As the paths here become broader, more numerous, it becomes a gray space.
[I don’t have a strong view on the Actual History; I just want to tell a plausible story pushing back against ‘can only ever be’.]
Seems false for LessWrong 1.0, I’ve read much of the comments on the old Eliezer posts, and they are far far worse than the present forum. I have less to say on early LessWrong 2.0.
I know you said you don’t have a strong view on the actual history, but the actual history does seem pretty central to your argument here.
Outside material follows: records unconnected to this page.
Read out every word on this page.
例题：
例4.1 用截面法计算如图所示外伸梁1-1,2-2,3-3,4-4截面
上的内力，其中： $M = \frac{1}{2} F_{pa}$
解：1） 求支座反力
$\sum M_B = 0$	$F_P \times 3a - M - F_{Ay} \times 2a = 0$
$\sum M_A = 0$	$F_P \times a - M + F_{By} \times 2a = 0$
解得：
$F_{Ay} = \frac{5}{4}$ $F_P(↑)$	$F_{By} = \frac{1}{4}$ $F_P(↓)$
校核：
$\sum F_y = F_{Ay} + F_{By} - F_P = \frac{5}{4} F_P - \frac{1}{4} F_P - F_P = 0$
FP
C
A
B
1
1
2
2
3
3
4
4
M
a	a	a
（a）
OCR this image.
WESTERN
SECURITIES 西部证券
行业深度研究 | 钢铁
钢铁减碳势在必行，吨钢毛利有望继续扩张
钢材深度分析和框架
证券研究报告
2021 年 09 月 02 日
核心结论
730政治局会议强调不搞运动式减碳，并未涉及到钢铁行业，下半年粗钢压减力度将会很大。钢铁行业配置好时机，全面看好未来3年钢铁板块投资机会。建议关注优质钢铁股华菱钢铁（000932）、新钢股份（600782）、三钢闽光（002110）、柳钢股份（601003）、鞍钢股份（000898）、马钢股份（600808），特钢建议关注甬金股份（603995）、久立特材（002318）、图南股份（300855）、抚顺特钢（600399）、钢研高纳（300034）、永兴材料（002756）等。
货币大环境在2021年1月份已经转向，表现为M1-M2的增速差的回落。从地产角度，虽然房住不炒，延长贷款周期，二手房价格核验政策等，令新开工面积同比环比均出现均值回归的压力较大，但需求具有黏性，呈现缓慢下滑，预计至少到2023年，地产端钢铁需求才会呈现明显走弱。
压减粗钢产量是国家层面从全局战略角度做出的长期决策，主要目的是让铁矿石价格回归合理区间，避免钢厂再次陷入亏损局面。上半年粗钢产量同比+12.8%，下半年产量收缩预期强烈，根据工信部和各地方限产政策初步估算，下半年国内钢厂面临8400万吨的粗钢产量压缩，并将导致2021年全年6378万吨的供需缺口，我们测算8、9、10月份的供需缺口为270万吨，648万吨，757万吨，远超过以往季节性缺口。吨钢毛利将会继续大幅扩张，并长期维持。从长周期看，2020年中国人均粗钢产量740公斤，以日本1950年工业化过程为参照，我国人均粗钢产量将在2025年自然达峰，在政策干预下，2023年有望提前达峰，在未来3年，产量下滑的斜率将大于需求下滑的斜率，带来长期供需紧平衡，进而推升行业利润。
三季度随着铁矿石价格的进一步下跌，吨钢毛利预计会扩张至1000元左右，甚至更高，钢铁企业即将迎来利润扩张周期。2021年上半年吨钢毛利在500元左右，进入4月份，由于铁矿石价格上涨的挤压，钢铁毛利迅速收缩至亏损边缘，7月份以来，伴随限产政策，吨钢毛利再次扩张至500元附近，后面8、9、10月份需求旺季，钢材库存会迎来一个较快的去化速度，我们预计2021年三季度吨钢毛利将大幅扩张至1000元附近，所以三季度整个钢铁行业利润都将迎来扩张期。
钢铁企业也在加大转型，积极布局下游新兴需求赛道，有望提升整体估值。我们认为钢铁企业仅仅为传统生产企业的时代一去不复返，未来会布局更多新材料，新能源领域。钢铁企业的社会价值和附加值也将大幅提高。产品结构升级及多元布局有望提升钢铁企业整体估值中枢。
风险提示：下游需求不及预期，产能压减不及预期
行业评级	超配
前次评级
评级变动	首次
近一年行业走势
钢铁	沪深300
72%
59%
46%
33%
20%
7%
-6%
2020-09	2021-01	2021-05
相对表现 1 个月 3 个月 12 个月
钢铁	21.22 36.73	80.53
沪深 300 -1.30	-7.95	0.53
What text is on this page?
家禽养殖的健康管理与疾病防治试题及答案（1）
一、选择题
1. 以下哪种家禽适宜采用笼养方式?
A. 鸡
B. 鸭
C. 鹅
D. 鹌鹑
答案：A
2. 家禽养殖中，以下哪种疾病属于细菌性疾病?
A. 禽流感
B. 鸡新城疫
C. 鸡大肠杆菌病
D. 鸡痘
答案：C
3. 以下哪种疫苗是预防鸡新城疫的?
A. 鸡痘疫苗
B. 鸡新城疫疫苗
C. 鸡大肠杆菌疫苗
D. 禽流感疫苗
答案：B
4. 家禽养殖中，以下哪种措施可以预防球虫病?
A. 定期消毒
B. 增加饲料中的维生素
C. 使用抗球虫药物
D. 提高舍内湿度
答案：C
You are free to choose some other argument for your conclusion however.
No—I really did just mean it as an example scenario, and you can plug in ‘x forum’ for ‘lw’. It was a mistake to use something in my example so close to the object level thing being discussed, but I think the argument ‘[forums founded by small communities] can benefit from selection effects that make them something other than gray spaces’ goes through.
I’m objecting to the ‘only ever’ in your initial statement as too strong.
Maybe SL4, Extropians, or something else is better here (like my former-favorite internet music space, llllllll.co, where all the senior members have now moved to Discord).
I think if I’d used a different example you’d be (rightly) dinging me for relevance rather than accuracy, but I really did mean to say the maybe-irrelevant thing and then reached too far for an existence proof (or not far enough, depending on how you see it).
I agree that if nobody knows about your forum other than the black-belts, then your forum will be black-belt quality.